Re: [PATCH REPOST] Extend PCIE_BUS_PEER2PEER to set MRSS=128 to fix CNS3xxx BM DMA.
From: Bjorn Helgaas
Date: Wed May 04 2016 - 15:47:20 EST
On Wed, May 04, 2016 at 03:09:27PM +0200, Krzysztof HaÅasa wrote:
> Bjorn Helgaas <helgaas@xxxxxxxxxx> writes:
>
> > It looks like 498a92d42596 merely fixed a warning, at the expense of
> > breaking DMA on Cavium. Reverting it would bring the warning back, but
> > that's better than broken DMA.
>
> Perhaps we should change PCIE_BUS_PEER2PEER to also write MRRS anyway.
>
> I realize the CNS3xxx patch is some sort of clever workaround, and that
> PCIE_BUS_PEER2PEER (which normally comes from kernel command line
> parameter "pcie_bus_peer2peer") was not exactly intended for this. But
> if one asks for "peer2peer" (which means limiting transfers to 128
> bytes), how could it all work if the bus mastering read requests are
> not equally limited?
MPS=128 means a function will never generate a TLP exceeding 128
bytes. MRRS=128 means a function will never generate a Read Request
with a size exceeding 128 bytes.
The comment in pcie_write_mrrs() claims:
... the MRRS ... cannot be configured larger than the MPS the
device or the bus can support.
I think this comment is wrong, at least from a hardware point of view.
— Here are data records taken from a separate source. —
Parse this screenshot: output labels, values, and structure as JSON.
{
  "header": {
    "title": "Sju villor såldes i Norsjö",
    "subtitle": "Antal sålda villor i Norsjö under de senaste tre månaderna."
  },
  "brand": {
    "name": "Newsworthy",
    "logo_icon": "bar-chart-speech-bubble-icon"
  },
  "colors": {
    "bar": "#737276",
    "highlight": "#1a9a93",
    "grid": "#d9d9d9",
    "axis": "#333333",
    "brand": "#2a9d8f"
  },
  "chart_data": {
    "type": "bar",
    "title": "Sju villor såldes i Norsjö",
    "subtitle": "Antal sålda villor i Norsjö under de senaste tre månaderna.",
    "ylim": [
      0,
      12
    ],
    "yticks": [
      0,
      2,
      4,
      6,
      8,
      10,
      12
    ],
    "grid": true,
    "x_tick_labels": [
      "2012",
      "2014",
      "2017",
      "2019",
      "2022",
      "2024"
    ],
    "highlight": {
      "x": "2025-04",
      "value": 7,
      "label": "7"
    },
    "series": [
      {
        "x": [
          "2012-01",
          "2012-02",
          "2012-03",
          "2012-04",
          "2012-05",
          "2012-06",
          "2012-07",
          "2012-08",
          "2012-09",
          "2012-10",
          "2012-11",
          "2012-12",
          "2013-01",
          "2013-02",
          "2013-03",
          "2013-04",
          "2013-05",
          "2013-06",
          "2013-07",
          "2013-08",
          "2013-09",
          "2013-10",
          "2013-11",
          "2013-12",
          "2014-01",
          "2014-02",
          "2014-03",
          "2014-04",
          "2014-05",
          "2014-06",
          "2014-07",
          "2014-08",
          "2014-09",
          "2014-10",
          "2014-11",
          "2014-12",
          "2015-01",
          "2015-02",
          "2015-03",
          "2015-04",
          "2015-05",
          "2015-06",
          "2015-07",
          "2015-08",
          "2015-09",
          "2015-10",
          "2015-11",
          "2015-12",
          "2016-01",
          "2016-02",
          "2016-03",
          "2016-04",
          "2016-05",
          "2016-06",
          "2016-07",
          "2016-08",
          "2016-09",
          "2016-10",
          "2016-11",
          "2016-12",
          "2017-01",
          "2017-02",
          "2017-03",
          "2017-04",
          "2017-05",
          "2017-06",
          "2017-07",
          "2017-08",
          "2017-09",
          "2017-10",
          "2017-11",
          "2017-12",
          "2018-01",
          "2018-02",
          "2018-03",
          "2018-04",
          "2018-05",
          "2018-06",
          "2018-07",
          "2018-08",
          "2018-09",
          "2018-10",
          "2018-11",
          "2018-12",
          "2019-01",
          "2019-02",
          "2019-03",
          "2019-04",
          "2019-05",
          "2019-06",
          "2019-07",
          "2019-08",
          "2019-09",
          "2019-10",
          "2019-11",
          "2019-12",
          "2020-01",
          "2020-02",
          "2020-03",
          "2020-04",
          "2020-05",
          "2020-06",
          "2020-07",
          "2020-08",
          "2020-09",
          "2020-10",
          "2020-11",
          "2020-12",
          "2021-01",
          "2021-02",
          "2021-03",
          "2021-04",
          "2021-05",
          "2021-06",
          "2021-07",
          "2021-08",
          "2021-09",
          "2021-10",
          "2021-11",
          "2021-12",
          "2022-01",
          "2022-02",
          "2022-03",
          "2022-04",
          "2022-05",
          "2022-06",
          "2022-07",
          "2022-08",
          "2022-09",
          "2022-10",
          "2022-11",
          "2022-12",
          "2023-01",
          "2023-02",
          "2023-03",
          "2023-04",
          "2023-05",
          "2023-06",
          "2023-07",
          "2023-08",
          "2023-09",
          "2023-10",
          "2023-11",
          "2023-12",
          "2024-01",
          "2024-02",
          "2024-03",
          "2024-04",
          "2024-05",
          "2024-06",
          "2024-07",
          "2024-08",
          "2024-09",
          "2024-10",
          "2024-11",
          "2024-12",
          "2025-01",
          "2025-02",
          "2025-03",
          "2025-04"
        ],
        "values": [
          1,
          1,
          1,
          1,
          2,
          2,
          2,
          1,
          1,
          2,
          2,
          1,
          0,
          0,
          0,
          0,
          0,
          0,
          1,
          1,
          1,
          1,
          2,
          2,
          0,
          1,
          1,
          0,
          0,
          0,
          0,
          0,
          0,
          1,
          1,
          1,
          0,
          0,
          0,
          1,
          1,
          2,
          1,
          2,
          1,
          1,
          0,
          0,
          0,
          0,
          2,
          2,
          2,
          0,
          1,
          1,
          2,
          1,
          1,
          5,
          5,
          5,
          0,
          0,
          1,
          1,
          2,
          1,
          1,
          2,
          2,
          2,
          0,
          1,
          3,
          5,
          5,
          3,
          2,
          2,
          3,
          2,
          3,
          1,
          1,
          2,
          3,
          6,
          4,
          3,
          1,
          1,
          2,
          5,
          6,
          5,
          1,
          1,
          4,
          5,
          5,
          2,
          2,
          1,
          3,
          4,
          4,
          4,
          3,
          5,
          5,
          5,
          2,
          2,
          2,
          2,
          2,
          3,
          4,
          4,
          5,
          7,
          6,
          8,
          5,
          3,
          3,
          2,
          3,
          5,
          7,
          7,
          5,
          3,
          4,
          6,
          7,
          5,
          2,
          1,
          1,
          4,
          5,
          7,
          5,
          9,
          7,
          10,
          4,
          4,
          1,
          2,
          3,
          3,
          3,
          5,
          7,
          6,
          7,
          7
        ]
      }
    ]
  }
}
Setting all devices to MRRS=512 and MPS=128 is a legal configuration
that means functions may receive Read Requests for up to 512 bytes,
and they will have to respond with 4 128-byte TLPs.
The spec (PCIe r3.0, 7.8.4 implementation note) says:
The Max_Read_Request_Size mechanism allows improved control of
bandwidth allocation in systems where quality of service (QoS) is
important for the target applications. For example, an arbitration
scheme based on counting Requests (and not the sizes of those
Requests) provides imprecise bandwidth allocation when some
Requesters use much larger sizes than others. The
Max_Read_Request_Size mechanism can be used to force more uniform
allocation of bandwidth, by restricting the upper size of Read
Requests.
The Linux usage of tying it to MRRS to MPS is part of a plan to use
MRRS to restrict the TLP size in one direction and MPS to restrict TLP
size in the other. See b03e7495a862 ("PCI: Set PCI-E Max Payload Size
on fabric"). But this is not in line with the spec intention, and I'm
not 100% convinced that it works reliably.
So I'm a little wary of tweaking our MPS/MRRS configuration without a
more extensive analysis and (hopefully) some simplification of the
code.
Bjorn